COUP DE COEUR DU MOIS

La maladie de Lyme n’a pas arrêté Benedict Therer

La maladie de Lyme n’a  pas arrêté Benedict Therer

Tennisman à Neufchâteau et pongiste à Bras, Benedict Therer apprécie aussi la course à pied. Un véritable addict au sport. ÉdA – 302091692347

À 52 ans, malgré une galère de 15 mois due à la maladie de Lyme, Benedict Therer, marathonien et traileur, s’est remis au sport. Son témoignage.

Benedict Therer est notre coup de cœur du mois. À 52 ans, le Bastognard, aujourd’hui installé à Léglise, a repris le sport après avoir été frappé par la maladie de Lyme. Quinze mois de galère pour ce passionné, addict au sport. Aujourd’hui, il a repris le tennis et le tennis de table. Il évolue en tennis de table avec le club de Bras et avec la nationale de Neufchâteau en tennis. Il retrouve petit à petit la condition physique qui a toujours été son point fort. Avec Neufchâteau, il peut se targuer d’une victoire au physique et au mental, en trois sets et après trois heures de jeu, contre le défenseur anderlechtois Olivier Deschacht, affilié dans un club gantois.

Benedict Therer, comment avez-vous débuté votre carrière de sportif?

De 10 à 17 ans, j’ai débuté comme footballeur au Léo de Bastogne. Déjà à cette époque, je donnais tout ce que je pouvais pour mon équipe. Mais je détestais les contacts et ma petite taille ne m’avantageait pas. Quand j’ai annoncé à mon père que j’arrêtais le foot, je l’ai vraiment déçu.

Mais la passion du sport vous a vite rattrapé. Comment vous êtes-vous orienté vers le tennis de table?

J’étais élève au Séminaire de Bastogne où nous jouions des parties interminables de ping-pong chez le doyen. Je ne me débrouillais pas mal et j’aimais ce combat où on se donnait des coups par l’intermédiaire d’une balle et où un filet évitait le contact direct avec son opposant. J’ai joué pendant cinq ans à Bastogne avant d’être contacté par Patrice Mullenders, qui m’a attiré à Virton. J’y suis resté huit ans et j’y ai évolué avec Mehmedovic, Higuet et Lambot. J’ai atteint B4 comme meilleur classement.

Puis, très vite, les plus grosses balles jaunes du tennis vous ont séduit?

Je ne pouvais pas vivre sans le sport. La saison de tennis de table s’arrêtait quand celle de tennis débutait. Le tennis était le complément parfait pour meubler la saison creuse.

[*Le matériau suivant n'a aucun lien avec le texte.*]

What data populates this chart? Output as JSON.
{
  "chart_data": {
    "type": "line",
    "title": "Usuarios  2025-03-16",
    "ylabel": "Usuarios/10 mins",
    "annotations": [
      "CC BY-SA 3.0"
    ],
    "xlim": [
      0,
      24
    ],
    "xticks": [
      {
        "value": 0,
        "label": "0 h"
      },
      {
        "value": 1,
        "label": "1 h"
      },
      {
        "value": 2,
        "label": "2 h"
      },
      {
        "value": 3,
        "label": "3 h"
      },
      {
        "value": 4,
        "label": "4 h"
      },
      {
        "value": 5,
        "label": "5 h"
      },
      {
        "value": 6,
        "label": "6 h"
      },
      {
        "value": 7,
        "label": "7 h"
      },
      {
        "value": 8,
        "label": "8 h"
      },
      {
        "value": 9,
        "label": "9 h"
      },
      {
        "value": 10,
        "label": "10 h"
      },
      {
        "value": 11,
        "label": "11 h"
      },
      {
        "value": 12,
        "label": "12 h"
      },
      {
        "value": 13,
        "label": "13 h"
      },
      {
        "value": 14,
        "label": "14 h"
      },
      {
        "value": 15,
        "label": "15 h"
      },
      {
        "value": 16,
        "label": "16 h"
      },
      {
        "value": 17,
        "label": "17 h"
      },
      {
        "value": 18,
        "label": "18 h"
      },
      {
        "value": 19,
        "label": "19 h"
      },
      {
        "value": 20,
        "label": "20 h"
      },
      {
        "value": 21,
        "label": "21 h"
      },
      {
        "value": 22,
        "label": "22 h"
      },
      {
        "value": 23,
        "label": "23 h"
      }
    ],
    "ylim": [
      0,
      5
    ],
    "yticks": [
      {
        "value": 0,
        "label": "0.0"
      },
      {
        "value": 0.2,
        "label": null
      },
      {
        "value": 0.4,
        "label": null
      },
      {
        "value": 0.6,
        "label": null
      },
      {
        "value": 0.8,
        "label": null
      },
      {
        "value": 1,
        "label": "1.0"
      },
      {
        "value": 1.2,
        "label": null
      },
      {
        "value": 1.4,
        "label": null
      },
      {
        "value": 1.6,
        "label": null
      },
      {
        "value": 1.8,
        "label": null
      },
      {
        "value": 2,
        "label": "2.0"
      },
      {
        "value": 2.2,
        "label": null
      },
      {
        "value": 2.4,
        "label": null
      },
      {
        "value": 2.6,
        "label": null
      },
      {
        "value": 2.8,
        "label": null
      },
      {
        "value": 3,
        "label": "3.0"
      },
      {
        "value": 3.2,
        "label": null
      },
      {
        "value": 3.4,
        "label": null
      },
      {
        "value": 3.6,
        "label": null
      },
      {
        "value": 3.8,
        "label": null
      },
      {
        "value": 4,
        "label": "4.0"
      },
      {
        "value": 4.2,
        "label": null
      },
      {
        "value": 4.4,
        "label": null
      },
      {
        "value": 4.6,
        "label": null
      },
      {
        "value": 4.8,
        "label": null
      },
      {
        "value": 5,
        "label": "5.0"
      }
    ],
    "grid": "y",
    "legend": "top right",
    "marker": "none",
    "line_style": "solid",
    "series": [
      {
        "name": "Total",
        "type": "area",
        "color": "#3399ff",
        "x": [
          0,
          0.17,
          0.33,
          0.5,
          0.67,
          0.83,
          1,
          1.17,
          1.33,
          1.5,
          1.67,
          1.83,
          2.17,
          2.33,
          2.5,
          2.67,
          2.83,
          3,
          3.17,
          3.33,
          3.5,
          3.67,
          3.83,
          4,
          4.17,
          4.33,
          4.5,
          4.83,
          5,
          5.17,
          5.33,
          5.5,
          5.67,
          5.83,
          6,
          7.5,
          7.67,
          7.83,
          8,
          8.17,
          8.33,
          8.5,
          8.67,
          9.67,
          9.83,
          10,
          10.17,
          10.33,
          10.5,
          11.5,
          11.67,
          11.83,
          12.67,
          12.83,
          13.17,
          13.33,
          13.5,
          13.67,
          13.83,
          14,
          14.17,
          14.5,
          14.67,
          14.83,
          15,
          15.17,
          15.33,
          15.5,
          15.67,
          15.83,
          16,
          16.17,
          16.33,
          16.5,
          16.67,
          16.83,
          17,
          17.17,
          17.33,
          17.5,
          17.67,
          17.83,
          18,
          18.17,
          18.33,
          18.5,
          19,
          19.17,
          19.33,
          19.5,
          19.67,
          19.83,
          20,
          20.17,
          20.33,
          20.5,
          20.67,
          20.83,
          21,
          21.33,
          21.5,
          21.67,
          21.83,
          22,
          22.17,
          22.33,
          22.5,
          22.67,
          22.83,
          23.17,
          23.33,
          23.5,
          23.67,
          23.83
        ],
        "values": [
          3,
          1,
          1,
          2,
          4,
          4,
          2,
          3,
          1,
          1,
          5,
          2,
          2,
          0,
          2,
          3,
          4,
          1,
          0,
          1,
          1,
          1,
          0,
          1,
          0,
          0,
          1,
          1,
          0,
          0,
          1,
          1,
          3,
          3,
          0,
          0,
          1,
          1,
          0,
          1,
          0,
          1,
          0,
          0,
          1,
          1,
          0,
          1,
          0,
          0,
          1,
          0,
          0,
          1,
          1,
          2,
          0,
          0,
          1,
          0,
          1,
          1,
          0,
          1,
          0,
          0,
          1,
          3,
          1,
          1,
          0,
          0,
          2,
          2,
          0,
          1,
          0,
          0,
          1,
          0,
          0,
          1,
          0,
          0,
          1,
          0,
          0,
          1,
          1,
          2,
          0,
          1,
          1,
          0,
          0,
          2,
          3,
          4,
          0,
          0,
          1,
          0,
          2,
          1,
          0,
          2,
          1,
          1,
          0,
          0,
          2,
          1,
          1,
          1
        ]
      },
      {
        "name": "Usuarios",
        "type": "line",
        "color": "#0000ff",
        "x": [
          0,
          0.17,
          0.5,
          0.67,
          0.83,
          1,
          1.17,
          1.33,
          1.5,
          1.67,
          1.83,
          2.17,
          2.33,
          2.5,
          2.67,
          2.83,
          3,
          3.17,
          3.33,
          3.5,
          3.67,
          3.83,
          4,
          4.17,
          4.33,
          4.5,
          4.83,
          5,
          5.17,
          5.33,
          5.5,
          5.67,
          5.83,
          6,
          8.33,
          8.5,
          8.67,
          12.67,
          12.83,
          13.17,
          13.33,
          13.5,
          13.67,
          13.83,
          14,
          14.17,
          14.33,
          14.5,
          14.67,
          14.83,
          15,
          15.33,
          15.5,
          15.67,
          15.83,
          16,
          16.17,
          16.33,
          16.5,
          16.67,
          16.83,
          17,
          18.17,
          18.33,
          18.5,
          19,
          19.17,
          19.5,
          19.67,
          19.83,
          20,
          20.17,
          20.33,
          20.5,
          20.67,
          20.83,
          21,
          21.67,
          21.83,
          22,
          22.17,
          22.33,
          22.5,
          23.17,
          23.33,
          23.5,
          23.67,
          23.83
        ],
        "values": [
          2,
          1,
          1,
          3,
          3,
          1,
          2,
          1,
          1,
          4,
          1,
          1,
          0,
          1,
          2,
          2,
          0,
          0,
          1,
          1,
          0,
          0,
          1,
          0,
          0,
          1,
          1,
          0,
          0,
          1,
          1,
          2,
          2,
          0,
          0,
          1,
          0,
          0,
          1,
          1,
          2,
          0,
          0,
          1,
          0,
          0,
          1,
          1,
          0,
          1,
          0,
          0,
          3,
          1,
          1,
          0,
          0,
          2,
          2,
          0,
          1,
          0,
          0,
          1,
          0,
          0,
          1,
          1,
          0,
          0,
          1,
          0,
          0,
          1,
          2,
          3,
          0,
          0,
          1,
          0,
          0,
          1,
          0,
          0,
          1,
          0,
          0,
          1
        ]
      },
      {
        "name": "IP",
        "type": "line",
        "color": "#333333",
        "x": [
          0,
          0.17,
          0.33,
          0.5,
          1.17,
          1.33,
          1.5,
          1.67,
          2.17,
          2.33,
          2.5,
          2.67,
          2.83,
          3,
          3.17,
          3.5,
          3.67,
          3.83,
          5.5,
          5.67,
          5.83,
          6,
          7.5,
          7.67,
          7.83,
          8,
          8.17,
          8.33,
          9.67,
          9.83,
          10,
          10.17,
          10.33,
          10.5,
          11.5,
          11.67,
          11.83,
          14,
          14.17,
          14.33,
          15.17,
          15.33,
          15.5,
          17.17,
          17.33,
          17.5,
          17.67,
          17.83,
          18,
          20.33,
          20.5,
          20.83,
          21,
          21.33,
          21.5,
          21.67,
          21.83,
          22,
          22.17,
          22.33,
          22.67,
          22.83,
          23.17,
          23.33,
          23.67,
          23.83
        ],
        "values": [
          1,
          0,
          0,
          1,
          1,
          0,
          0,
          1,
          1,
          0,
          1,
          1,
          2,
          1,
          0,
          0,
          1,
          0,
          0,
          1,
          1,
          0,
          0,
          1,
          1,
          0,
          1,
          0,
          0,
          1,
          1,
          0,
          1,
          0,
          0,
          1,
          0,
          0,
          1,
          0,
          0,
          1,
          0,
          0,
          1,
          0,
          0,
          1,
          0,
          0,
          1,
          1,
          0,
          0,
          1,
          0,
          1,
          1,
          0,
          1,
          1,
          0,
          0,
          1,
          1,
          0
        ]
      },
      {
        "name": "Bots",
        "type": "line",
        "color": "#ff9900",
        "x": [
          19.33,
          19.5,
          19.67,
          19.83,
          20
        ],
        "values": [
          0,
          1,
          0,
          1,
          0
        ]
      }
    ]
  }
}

En tennis, j’ai atteint le plus petit des classements négatifs, B-2/6.

À 33 ans, vous décidez d’arrêter les sports de balles. Qu’est-ce qui a motivé ce changement d’orientation?

Depuis longtemps, j’avais une attirance pour l’athlétisme, mais je n’avais jamais franchi le pas, retenu par une forme d’appréhension de la souffrance que ce sport demande. Je me suis inscrit à Dampicourt où j’ai débuté par la piste. Puis progressivement, je me suis orienté vers les courses de fond, sur 3 000 mètres d’abord, pour m’orienter finalement vers le semi-marathon et le marathon. Je me rendais compte que plus j’accumulais les kilomètres, plus je me sentais bien. J’ai couru, entre autres, les marathons de Berlin et Amsterdam. J’ai réalisé ma meilleure performance au marathon de Berlin (2 h 38).

Puis un jour, vous avez senti que vous n’avanciez plus, que votre corps vous abandonnait?

J’étais fatigué. Chaque semaine, j’ai l’habitude de courir 70 km. Je ne parvenais plus à courir que la moitié. Une prise de sang a décelé que j’avais contracté la maladie de Lyme à la suite d’une piqûre de tique. J’ai été mis sous antibiotiques pendant cinq mois. Le sport m’était fortement déconseillé. Pour moi qui ne sais pas vivre un jour sans sport, c’était une catastrophe. D’autant plus que je me préparais pour le Trail du Mont Blanc. J’avais décidé de mettre ce trail de 119 km en 22 heures comme point d’orgue pour finir ma carrière en beauté.

Aujourd’hui, vous avez repris le sport. Comment allez-vous?

J’ai repris le tennis et le tennis de table, cela va de mieux en mieux, mais je n’ai pas encore retrouvé la totalité de mes moyens. La course me manque, j’espère pouvoir refaire des trails.